Intensive Care Unit Relocation and Its Effect on Multidrug-Resistant Respiratory Microorganisms

Affiliations
  • 1Division of Pulmonary and Critical Care Medicine, Department of Internal Medicine, Seoul National University Hospital, Seoul, Korea. realrain7@gmail.com
  • 2Infection Control Center, Seoul National University Hospital, Seoul, Korea.

Abstract

BACKGROUND
Infection by multidrug-resistant (MDR) pathogens leads to poor patient outcomes in intensive care units (ICUs). Contact precautions are necessary to reduce the transmission of MDR pathogens. However, the importance of the surrounding environment is not well known. We studied the effects of ICU relocation on MDR respiratory pathogen detection rates and patient outcomes.
METHODS
Patients admitted to the ICU before and after the relocation were retrospectively analyzed. Baseline patient characteristics, types of respiratory pathogens detected, antibiotics used, and patient outcomes were measured.
RESULTS
A total of 463 adult patients admitted to the ICU, 4 months before and after the relocation, were included. Of them, 234 were admitted to the ICU before the relocation and 229 afterward. Baseline characteristics, including age, sex, and underlying comorbidities, did not differ between the two groups. After the relocation, the incidence rate of MDR respiratory pathogen detection decreased from 90.0 to 68.8 cases per 1,000 patient-days, but that difference was statistically insignificant. The use of colistin was significantly reduced from 53.5 days (95% confidence interval [CI], 20.3 to 86.7 days) to 18.7 days (95% CI, 5.6 to 31.7 days). Furthermore, the duration of hospital stay was significantly reduced from a median of 29 days (interquartile range [IQR], 14 to 50 days) to 21 days (IQR, 11 to 39 days).
CONCLUSIONS
Incidence rates of MDR respiratory pathogen detection were not significantly different before and after ICU relocation. However, ICU relocation could be helpful in reducing the use of antibiotics against MDR pathogens and improving patient outcomes.

Keyword

environment; intensive care units; multiple drug resistance

MeSH Terms

Adult
Anti-Bacterial Agents
Colistin
Comorbidity
Critical Care*
Drug Resistance, Multiple
Humans
Incidence
Intensive Care Units*
Length of Stay
Retrospective Studies
Anti-Bacterial Agents
Colistin

Figure

  • Figure 1. Changes in multidrug-resistant (MDR) microorganisms from the respiratory tract before and after the medical intensive care unit relocation. Bars indicate 95% confidence intervals. CRAB: carbapenem-resistant Acinetobacter baumannii; MRSA: methicillin-resistant Staphylococcus aureus; ESBL: extended-spectrum β-lactamase; CRPA: carbapenem-resistant Pseudomonas aeruginosa.

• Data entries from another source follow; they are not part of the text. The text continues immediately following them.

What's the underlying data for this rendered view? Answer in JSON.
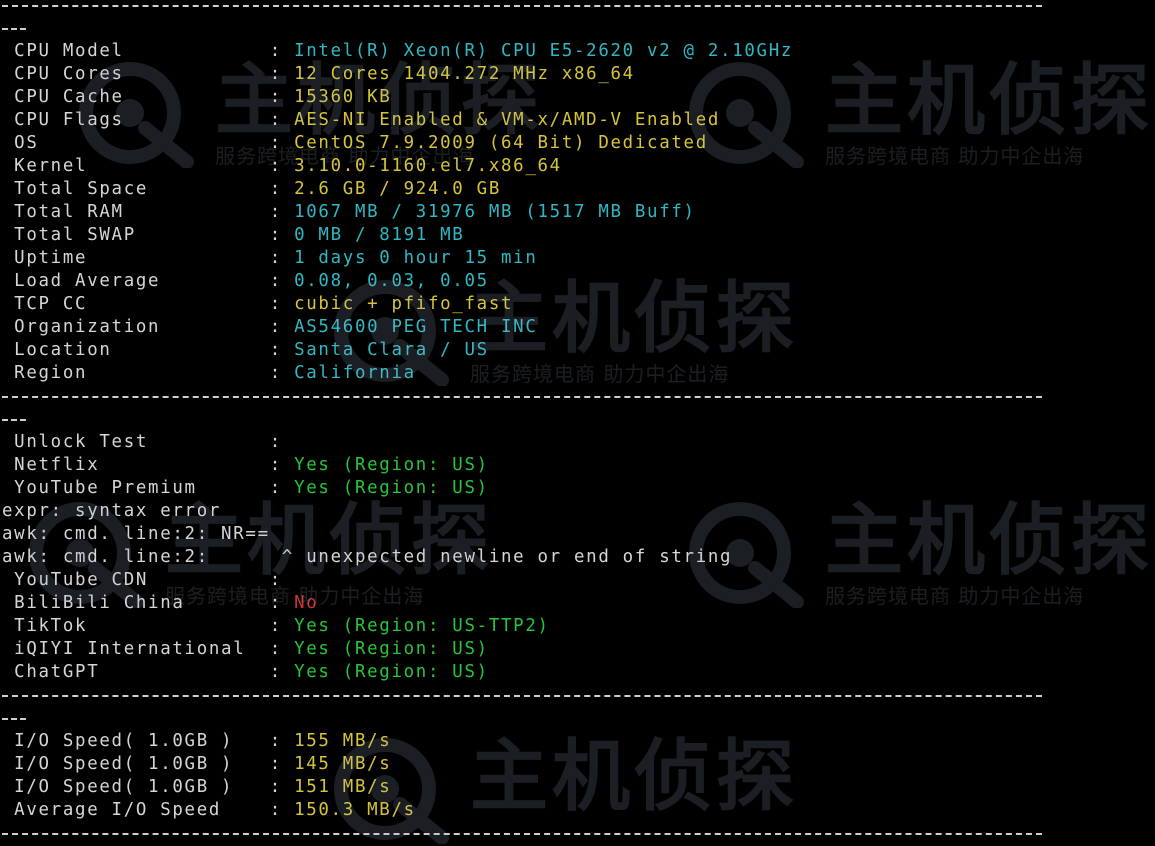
{
  "watermark": {
    "brand": "主机侦探",
    "slogan": "服务跨境电商 助力中企出海"
  },
  "colors": {
    "background": "#000000",
    "label": "#d6d6d6",
    "cyan": "#2fb8c4",
    "yellow": "#d6c43a",
    "green": "#27c43c",
    "red": "#d23232"
  },
  "sys_info": [
    {
      "label": " CPU Model            ",
      "sep": ": ",
      "value": "Intel(R) Xeon(R) CPU E5-2620 v2 @ 2.10GHz",
      "color": "cyan"
    },
    {
      "label": " CPU Cores            ",
      "sep": ": ",
      "value": "12 Cores 1404.272 MHz x86_64",
      "color": "yellow"
    },
    {
      "label": " CPU Cache            ",
      "sep": ": ",
      "value": "15360 KB",
      "color": "yellow"
    },
    {
      "label": " CPU Flags            ",
      "sep": ": ",
      "value": "AES-NI Enabled & VM-x/AMD-V Enabled",
      "color": "yellow"
    },
    {
      "label": " OS                   ",
      "sep": ": ",
      "value": "CentOS 7.9.2009 (64 Bit) Dedicated",
      "color": "yellow"
    },
    {
      "label": " Kernel               ",
      "sep": ": ",
      "value": "3.10.0-1160.el7.x86_64",
      "color": "yellow"
    },
    {
      "label": " Total Space          ",
      "sep": ": ",
      "value": "2.6 GB / 924.0 GB",
      "color": "yellow"
    },
    {
      "label": " Total RAM            ",
      "sep": ": ",
      "value": "1067 MB / 31976 MB (1517 MB Buff)",
      "color": "cyan"
    },
    {
      "label": " Total SWAP           ",
      "sep": ": ",
      "value": "0 MB / 8191 MB",
      "color": "cyan"
    },
    {
      "label": " Uptime               ",
      "sep": ": ",
      "value": "1 days 0 hour 15 min",
      "color": "cyan"
    },
    {
      "label": " Load Average         ",
      "sep": ": ",
      "value": "0.08, 0.03, 0.05",
      "color": "cyan"
    },
    {
      "label": " TCP CC               ",
      "sep": ": ",
      "value": "cubic + pfifo_fast",
      "color": "yellow"
    },
    {
      "label": " Organization         ",
      "sep": ": ",
      "value": "AS54600 PEG TECH INC",
      "color": "cyan"
    },
    {
      "label": " Location             ",
      "sep": ": ",
      "value": "Santa Clara / US",
      "color": "cyan"
    },
    {
      "label": " Region               ",
      "sep": ": ",
      "value": "California",
      "color": "cyan"
    }
  ],
  "unlock": {
    "header": {
      "label": " Unlock Test          ",
      "sep": ":",
      "value": ""
    },
    "lines": [
      {
        "label": " Netflix              ",
        "sep": ": ",
        "value": "Yes (Region: US)",
        "color": "green"
      },
      {
        "label": " YouTube Premium      ",
        "sep": ": ",
        "value": "Yes (Region: US)",
        "color": "green"
      },
      {
        "label": "expr: syntax error",
        "sep": "",
        "value": "",
        "color": "white"
      },
      {
        "label": "awk: cmd. line:2: NR==",
        "sep": "",
        "value": "",
        "color": "white"
      },
      {
        "label": "awk: cmd. line:2:      ",
        "sep": "^ ",
        "value": "unexpected newline or end of string",
        "color": "white"
      },
      {
        "label": " YouTube CDN          ",
        "sep": ":",
        "value": "",
        "color": "white"
      },
      {
        "label": " BiliBili China       ",
        "sep": ": ",
        "value": "No",
        "color": "red"
      },
      {
        "label": " TikTok               ",
        "sep": ": ",
        "value": "Yes (Region: US-TTP2)",
        "color": "green"
      },
      {
        "label": " iQIYI International  ",
        "sep": ": ",
        "value": "Yes (Region: US)",
        "color": "green"
      },
      {
        "label": " ChatGPT              ",
        "sep": ": ",
        "value": "Yes (Region: US)",
        "color": "green"
      }
    ]
  },
  "io": [
    {
      "label": " I/O Speed( 1.0GB )   ",
      "sep": ": ",
      "value": "155 MB/s",
      "color": "yellow"
    },
    {
      "label": " I/O Speed( 1.0GB )   ",
      "sep": ": ",
      "value": "145 MB/s",
      "color": "yellow"
    },
    {
      "label": " I/O Speed( 1.0GB )   ",
      "sep": ": ",
      "value": "151 MB/s",
      "color": "yellow"
    },
    {
      "label": " Average I/O Speed    ",
      "sep": ": ",
      "value": "150.3 MB/s",
      "color": "yellow"
    }
  ]
}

  • Figure 2. Monthly incidence rates of multidrug-resistant (MDR) microorganisms from the respiratory tract. CRAB: carbapenem-resistant Acinetobacter baumannii; MRSA: methicillin-resistant Staphylococcus aureus; MICU: medical intensive care unit.

  • Figure 3. Changes in use of antibiotics before and after the medical intensive care unit relocation. Bars indicate 95% confidence intervals. *Statistical significance with P<0.05.